The deaths brought to 15 the number of Turkish soldiers killed in clashes this month amid a crushing offensive by Syrian President Bashar Assad’s forces aimed at recapturing opposition-held areas in north-western Syria’s Idlib province.
Intent on halting the advance, Turkish President Recep Tayyip Erdogan had vowed on February 12 to take military action “everywhere in Syria” if another Turkish soldier was killed or wounded.
The multiple front offensive has triggered the biggest single wave of fleeing civilians in Syria’s nine-year war, displacing nearly one million people who have rushed towards the Turkish border and are now sheltering in tents or sleeping rough in harsh winter weather.
The Turkish Anadolu agency said the fighters destroyed a Syrian tank and armoured personnel carrier and seized a second tank.
The Russian military said the militants had launched a massive offensive on Syrian positions near Nairab, under the cover of Turkish artillery, adding that four Syrian soldiers were wounded in the shelling.
“The militants’ actions were supported by the Turkish artillery fire, which allowed the militants to break through the Syrian army’s defences,” it said.
The military added that at the Syrian military’s request, Russian Su-24 bombers then struck the militants to prevent them from advancing and allowing Syrian government forces to “successfully repel all attacks”.
It was not immediately clear whether it was the Russian air strikes that killed the two Turkish soldiers.
A Turkish Defence Ministry statement said as many as 50 Syrian government soldiers were killed and that five tanks, two armoured personnel carriers and other equipment were destroyed.
The exchange marked a serious escalation that risks escalating into a full-blown conflict between Turkey and Syria.

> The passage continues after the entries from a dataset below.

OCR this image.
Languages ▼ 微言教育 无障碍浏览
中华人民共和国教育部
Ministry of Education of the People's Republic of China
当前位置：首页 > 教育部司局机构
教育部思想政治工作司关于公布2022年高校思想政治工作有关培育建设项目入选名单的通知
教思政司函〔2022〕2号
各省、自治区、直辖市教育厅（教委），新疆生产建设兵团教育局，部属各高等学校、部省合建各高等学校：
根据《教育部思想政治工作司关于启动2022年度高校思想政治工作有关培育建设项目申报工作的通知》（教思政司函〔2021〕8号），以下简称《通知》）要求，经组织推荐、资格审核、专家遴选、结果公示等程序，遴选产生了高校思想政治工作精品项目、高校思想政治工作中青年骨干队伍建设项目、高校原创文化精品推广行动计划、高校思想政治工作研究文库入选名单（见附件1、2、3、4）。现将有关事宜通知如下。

It also comes amid faltering talks between Turkish and Russian officials on restoring calm to the Idlib area.
Turkey and Russia back opposing sides in Syria’s civil war.
The Syrian government’s recent campaign against the rebel-held Idlib stronghold has strained co-operation between Moscow and Ankara and led to direct clashes between Syrian and Turkish troops recently.
Turkey maintains observation posts in northern Syria that were set up to monitor a 2018 ceasefire agreement with Russia.
It sent in thousands of additional troops and armoured vehicles in recent weeks and has threatened to attack Assad’s forces.
“We are delivering our final warnings. We have not reached the desired results as yet,” Mr Erdogan said on Wednesday.
“The operation in Idlib is a matter of time. We could enter (Idlib) suddenly one night.”